Dylan Harper didn’t go looking for a motivational speech before the biggest games of his life. Ron Harper, a five-time NBA champion, handed his rookie son a short message ahead of the NBA Finals, and it had nothing to do with X’s and O’s.
As the San Antonio Spurs guard prepares for Game 1 against the New York Knicks, the advice from one of basketball’s most decorated role players comes down to a single idea.

A father who’s been there hands down the message to Dylan Harper
Harper has leaned on his father’s experience as the Finals approach, and the guidance has been simple. “I’ve picked his brain. We talked a little yesterday. He just tells me, ‘Be you. You don’t have to switch who you are in this situation… Do whatever you did to get here.’ That’s been the biggest thing.”
Ron Harper won three titles with the Chicago Bulls and two with the Los Angeles Lakers, so when he talks about handling the big stage, words carry weight. There’s a personal layer beneath it all. Harper grew up going to Knicks games, and now he’s preparing to play them at Madison Square Garden as a rookie.
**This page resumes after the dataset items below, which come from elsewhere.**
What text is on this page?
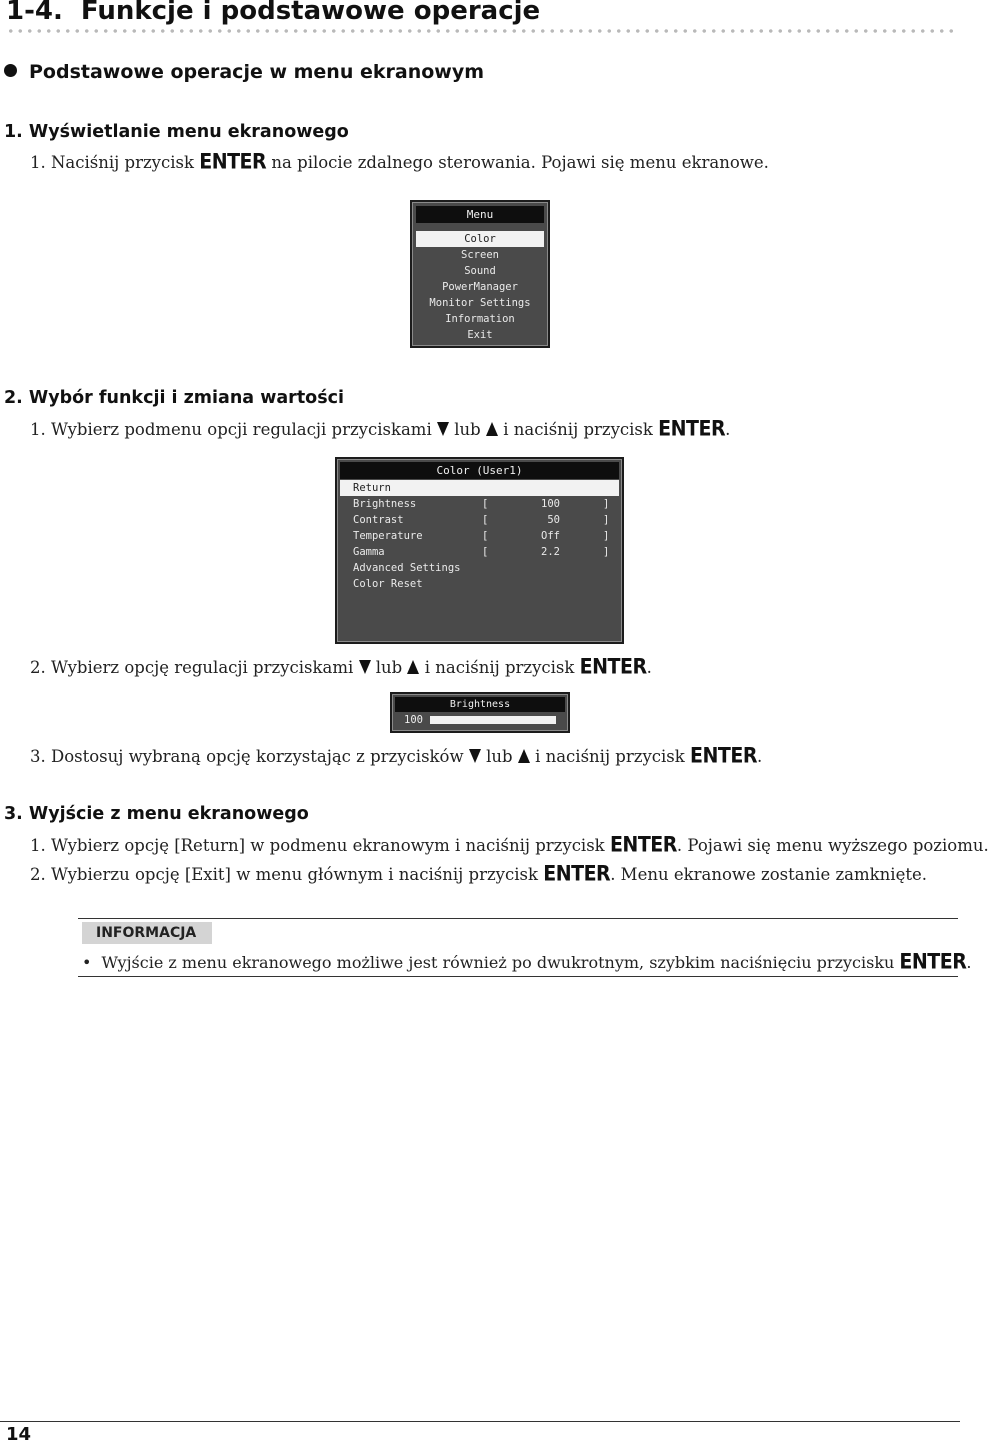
1-4. Funkcje i podstawowe operacje
Podstawowe operacje w menu ekranowym
1. Wyświetlanie menu ekranowego

1. Naciśnij przycisk ENTER na pilocie zdalnego sterowania. Pojawi się menu ekranowe.

Menu
Color
Screen
Sound
PowerManager
Monitor Settings
Information
Exit
2. Wybór funkcji i zmiana wartości

1. Wybierz podmenu opcji regulacji przyciskami lub i naciśnij przycisk ENTER.

Color (User1)
Return
Brightness	[	100	]
Contrast	[	50	]
Temperature	[	Off	]
Gamma	[	2.2	]
Advanced Settings
Color Reset

2. Wybierz opcję regulacji przyciskami lub i naciśnij przycisk ENTER.

Brightness
100

3. Dostosuj wybraną opcję korzystając z przycisków lub i naciśnij przycisk ENTER.

3. Wyjście z menu ekranowego

1. Wybierz opcję [Return] w podmenu ekranowym i naciśnij przycisk ENTER. Pojawi się menu wyższego poziomu.

2. Wybierzu opcję [Exit] w menu głównym i naciśnij przycisk ENTER. Menu ekranowe zostanie zamknięte.

INFORMACJA

• Wyjście z menu ekranowego możliwe jest również po dwukrotnym, szybkim naciśnięciu przycisku ENTER.

14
He called it a dream come true.
“Never in a thousand years would you have told me that my first year in the NBA, I’d be playing against the Knicks, going to play at Madison Square Garden in my rookie year in the finals,” Harper said.
Furthermore, Harper’s first Finals assignment runs straight through Jalen Brunson, who’s averaging 26.9 points and 6.6 assists this postseason. The rookie knows the test.
“Jalen Brunson kind of just has, when he gets in the paint, his footwork is elite and is among the best,” Harper said previously.
He’s already shown he can hang with star guards after drawing Shai Gilgeous-Alexander in the Western Conference finals, and the Spurs punched their ticket by beating the Oklahoma City Thunder 111-103 in Game 7, with Victor Wembanyama posting 22 points and seven rebounds.
The production backs up his role. Harper has averaged 13.1 points and 5.3 rebounds while shooting 52.5% from the field across 18 playoff games, and his jumper got there the boring way.
“If you want to be a good shooter or better than good, great, you kind of have to stay in the gym constantly,” he said.
MORE: Victor Wembanyama Joins NBA Legends LeBron James, Kobe Bryant in Exclusive Club Entering Finals
The Manu Ginobili comparisons, now that the Hall of Famer works as a special advisor in San Antonio, don’t rattle him either. “I think it’s an accurate comparison. We’re both lefties, big guards,” Harper said.
He credits De’Aaron Fox, a guy he half-jokingly calls his uncle and his big brother, for steadying the rookie ride. “He’s done a great job of just mentoring me,” Harper said.